Google Maps / Google Earth

I use Google Earth and Google Maps a lot. At first it was a simple novelty to revisit places I’ve seen or find directions to an unfamiliar destination. I snooped around places I haven’t experienced and tried to find friends and family. My use has progressed to the point where I can usually come up with a handful of excuses each day to look at a map or satellite image of a location and I’ve added the mobile application to my Blackberry and I use it like a GPS. So, I’m a bit of a fan but there is function as well as fancy.

Google Earth has various tools that have saved me a terrific amount of time. The water for our home is drawn from a lake and I needed to measure how long the line is…Google Earth. I needed to get an estimate on gravel for our driveway…I measured it with Google Earth. I’ve used Google Maps on my phone to find a golf course, an Indian restaurant, a men’s room, where a movie was playing and a guy who could unlock my still running car. Admittedly, I’ve also wasted a good amount of time on the application. Have you seen the monstrous KFC logo smack dab in the middle of the Mojave Desert? Or the Coke logo made out of Coke bottles? They’re certainly not there because the local traffic would gather enough impressions to make it worthwhile; it’s there because Google Maps/Google Earth gathers enough traffic (and viral spread) to justify the expenditure. A timely application for travelers, at the moment, is an active map that lets you see the proliferation of the Swine Flu (found here).
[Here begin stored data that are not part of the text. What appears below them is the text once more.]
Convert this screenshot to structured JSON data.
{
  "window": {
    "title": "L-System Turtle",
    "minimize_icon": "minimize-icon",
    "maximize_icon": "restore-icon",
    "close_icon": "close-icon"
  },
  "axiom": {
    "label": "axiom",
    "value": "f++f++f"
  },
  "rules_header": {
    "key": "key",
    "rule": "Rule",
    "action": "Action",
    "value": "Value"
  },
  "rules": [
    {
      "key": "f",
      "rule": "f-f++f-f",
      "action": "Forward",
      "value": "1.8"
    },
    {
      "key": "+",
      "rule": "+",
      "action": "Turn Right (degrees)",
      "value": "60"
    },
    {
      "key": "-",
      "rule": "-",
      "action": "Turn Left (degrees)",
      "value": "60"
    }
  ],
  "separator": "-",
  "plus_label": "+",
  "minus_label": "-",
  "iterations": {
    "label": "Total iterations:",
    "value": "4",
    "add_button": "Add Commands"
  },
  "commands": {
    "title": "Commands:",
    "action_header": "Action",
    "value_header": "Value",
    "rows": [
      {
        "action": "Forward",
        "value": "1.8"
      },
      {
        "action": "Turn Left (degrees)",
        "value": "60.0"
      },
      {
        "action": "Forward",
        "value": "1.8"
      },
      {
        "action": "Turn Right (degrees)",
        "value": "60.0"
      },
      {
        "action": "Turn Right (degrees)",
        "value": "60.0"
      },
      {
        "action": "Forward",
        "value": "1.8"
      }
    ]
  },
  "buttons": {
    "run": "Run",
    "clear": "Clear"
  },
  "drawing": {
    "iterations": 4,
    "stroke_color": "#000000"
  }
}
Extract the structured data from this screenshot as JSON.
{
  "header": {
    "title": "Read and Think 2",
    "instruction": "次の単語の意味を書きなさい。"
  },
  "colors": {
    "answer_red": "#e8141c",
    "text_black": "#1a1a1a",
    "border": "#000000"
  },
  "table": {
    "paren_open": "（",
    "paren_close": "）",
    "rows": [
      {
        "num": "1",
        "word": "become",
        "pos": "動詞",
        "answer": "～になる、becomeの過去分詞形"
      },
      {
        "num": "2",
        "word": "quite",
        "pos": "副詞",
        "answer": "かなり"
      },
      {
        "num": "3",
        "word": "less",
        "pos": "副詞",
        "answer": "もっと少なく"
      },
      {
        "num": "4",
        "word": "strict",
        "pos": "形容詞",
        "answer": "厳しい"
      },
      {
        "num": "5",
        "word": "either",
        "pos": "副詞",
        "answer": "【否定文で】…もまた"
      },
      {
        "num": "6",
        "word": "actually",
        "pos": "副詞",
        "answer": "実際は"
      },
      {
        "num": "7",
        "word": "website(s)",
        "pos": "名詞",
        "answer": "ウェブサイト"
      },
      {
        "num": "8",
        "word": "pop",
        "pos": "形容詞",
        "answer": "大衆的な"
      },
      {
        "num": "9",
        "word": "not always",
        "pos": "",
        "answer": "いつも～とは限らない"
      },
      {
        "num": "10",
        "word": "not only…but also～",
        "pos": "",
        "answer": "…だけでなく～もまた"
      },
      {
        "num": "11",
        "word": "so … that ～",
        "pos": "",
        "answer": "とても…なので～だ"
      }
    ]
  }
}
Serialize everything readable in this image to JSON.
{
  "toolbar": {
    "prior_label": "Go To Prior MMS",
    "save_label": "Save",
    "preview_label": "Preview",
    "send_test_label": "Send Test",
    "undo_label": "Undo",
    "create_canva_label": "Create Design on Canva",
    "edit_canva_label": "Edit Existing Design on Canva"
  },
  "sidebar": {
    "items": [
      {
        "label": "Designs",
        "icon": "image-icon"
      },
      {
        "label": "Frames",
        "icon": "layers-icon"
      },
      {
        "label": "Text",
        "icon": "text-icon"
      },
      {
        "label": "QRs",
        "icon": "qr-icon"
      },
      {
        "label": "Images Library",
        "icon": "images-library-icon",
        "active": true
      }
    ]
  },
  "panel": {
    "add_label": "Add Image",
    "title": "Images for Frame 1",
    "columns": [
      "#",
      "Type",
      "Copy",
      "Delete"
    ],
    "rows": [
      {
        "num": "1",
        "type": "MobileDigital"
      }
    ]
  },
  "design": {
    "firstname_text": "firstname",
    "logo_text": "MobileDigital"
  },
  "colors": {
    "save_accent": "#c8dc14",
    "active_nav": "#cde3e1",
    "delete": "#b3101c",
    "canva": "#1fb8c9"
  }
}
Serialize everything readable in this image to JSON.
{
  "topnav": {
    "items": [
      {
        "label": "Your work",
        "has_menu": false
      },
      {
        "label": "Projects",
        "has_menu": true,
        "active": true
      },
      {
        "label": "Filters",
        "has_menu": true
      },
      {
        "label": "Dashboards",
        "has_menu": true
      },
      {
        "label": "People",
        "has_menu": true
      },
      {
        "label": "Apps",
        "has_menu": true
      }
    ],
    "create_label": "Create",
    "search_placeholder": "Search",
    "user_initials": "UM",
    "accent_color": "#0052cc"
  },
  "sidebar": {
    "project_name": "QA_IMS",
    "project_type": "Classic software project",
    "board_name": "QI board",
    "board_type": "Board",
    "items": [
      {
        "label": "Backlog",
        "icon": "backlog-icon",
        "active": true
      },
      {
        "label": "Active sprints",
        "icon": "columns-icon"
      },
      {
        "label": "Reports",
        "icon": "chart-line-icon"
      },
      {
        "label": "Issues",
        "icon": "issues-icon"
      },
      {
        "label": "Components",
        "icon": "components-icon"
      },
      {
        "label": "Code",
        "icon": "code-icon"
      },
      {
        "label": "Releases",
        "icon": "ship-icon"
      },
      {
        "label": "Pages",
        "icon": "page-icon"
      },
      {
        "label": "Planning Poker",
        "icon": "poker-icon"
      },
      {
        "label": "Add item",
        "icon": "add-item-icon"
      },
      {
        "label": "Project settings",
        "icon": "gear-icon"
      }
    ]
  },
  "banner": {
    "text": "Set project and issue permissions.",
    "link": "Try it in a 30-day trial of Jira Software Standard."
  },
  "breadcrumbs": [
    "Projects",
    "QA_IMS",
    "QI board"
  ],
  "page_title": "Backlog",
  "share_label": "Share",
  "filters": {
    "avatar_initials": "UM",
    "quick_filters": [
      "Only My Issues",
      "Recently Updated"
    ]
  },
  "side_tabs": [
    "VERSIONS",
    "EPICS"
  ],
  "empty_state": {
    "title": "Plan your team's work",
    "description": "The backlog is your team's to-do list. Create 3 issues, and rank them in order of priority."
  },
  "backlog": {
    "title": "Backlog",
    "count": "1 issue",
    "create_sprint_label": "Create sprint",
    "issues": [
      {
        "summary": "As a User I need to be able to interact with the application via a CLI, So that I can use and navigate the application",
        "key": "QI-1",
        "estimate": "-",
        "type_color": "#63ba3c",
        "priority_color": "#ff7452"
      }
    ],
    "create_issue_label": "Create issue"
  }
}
The Kelsey Group suggests mobile ad revenues (driven largely by search) will double next year to more than $300 million and reach more than $3 billion by 2013. The numbers, while impressive, could be unbelievably higher. While 40% of the available cell phones have internet access, only 14% of users actually use the feature. For businesses (national, regional and local), your ad plan has to include search and mobile.

For the consumer, there are some caveats to using your phone for search. You need a data plan that includes the feature so your heart doesn’t stop at month end when you see the bill and secondly, driving while scouring the web on a two inch screen may cause you to use your phone to call your insurance company…and then search for a body shop.